Sénégal: Le télétravail - Une aubaine chez les femmes journalistes ?

Dakar — Face aux risques de propagation de la maladie à coronavirus, le chef de l'Etat Macky Sall a décrété, le 23 mars dernier, l'Etat d'urgence, assorti d'un couvre-feu au Sénégal. Cette nouvelle donne a amené plusieurs sociétés, dont les maisons de presse, à s'ajuster en adoptant le télétravail.

Mais au-delà de l'aspect préventif, ce travail à distance est-il une aubaine, à l'aune de la perception des femmes journalistes ?

Interrogée par l'APS, la journaliste Ana Rochas de la Radio Futurs Médias (RFM) indique : "depuis le début du couvre-feu, c'est seulement hier (samedi) que j'ai mis mon nez dehors pour aller faire des courses au supermarché".

D'après elle, même si cette mesure peut changer les habitudes chez certains journalistes, elle n'a pas affecté son rythme de travail.

"J'ai des tâches bien précises, car je travaille sur le journal de midi et, ensuite, je dois préparer la chronique +culture+ pour la matinale", a souligné Ana Rochas, relevant que vendredi, "j'ai bossé de 09 heures à 1 heure du matin pour préparer "RFM week-end".

Et si on doit considérer cette situation comme une aubaine, c'est juste pour elle le fait de pouvoir observer des pauses à sa guise, à la maison.

Pour la journaliste Assiètou Diop de la RDV, ces mesures prises par les autorités la cantonnent chez elle "puisque, quasiment, toutes les émissions qui nécessitent une sortie et des rencontres extérieures, sont suspendues jusqu'à nouvel ordre".
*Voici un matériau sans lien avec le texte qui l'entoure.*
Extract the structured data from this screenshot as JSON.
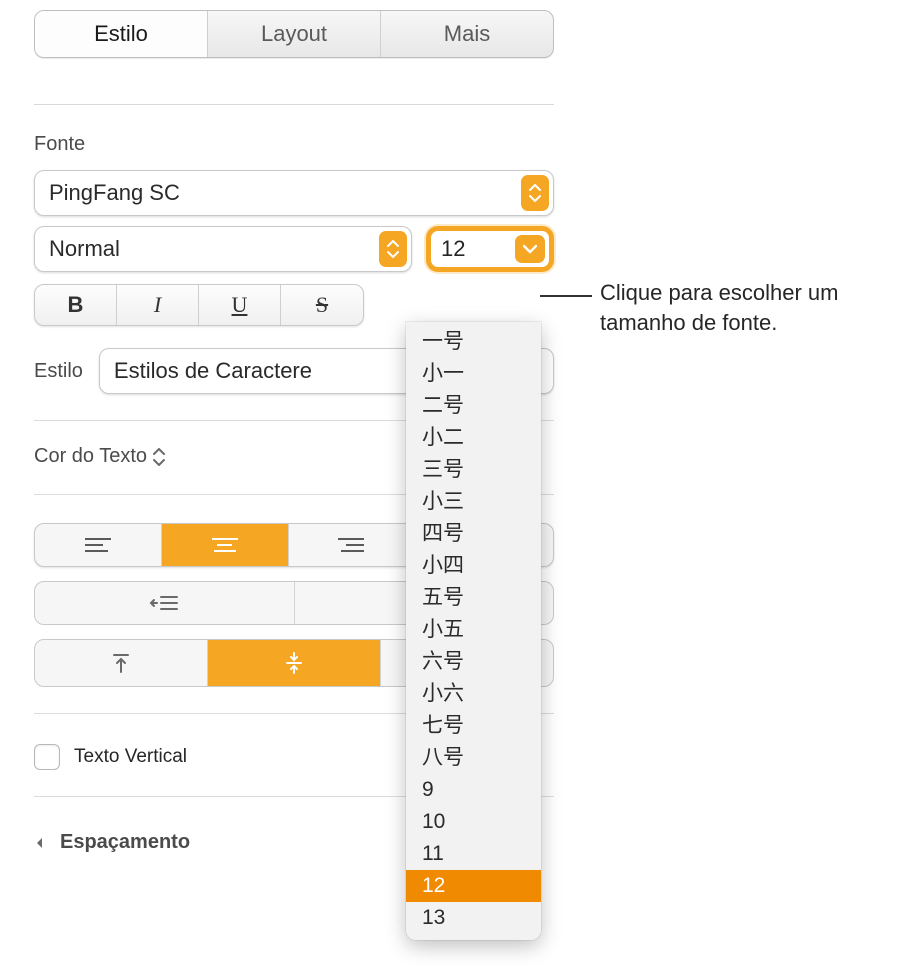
{
  "tabs": {
    "style": "Estilo",
    "layout": "Layout",
    "more": "Mais"
  },
  "font": {
    "section": "Fonte",
    "family": "PingFang SC",
    "weight": "Normal",
    "size": "12",
    "bold": "B",
    "italic": "I",
    "underline": "U",
    "strike": "S"
  },
  "style_row": {
    "label": "Estilo",
    "char_styles": "Estilos de Caractere"
  },
  "text_color": "Cor do Texto",
  "vertical_text": "Texto Vertical",
  "spacing": "Espaçamento",
  "size_menu": {
    "options": [
      "一号",
      "小一",
      "二号",
      "小二",
      "三号",
      "小三",
      "四号",
      "小四",
      "五号",
      "小五",
      "六号",
      "小六",
      "七号",
      "八号",
      "9",
      "10",
      "11",
      "12",
      "13"
    ],
    "selected": "12"
  },
  "callout": "Clique para escolher um tamanho de fonte."
}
"Ce qui fait que le volume de travail a baissé surtout que j'avais deux émissions à présenter. L'une est suspendue et l'autre passe mais dans la semaine à venir avec des invités qui interviennent par téléphone", relève-t-elle.

Elle signale que "les rubricards sont restés confinés chez eux car, pour 2 heures d'émission maintenant, tout reste consacré au coronavirus".

Ndèye Aida Dia, journaliste à la RTS, explique qu'avec le confinement elle trouve beaucoup plus de temps du fait que sa rédaction lui demande de rester travailler à la maison.

"Si on a un reportage ils viennent nous prendre, on va faire le nécessaire avant de retourner dans la même voiture", note-t-elle avant de préciser que "si le rythme du travail a baissé au boulot, il a augmenté à la maison parce que je n'ai plus de personnel de ménage et de cuisine".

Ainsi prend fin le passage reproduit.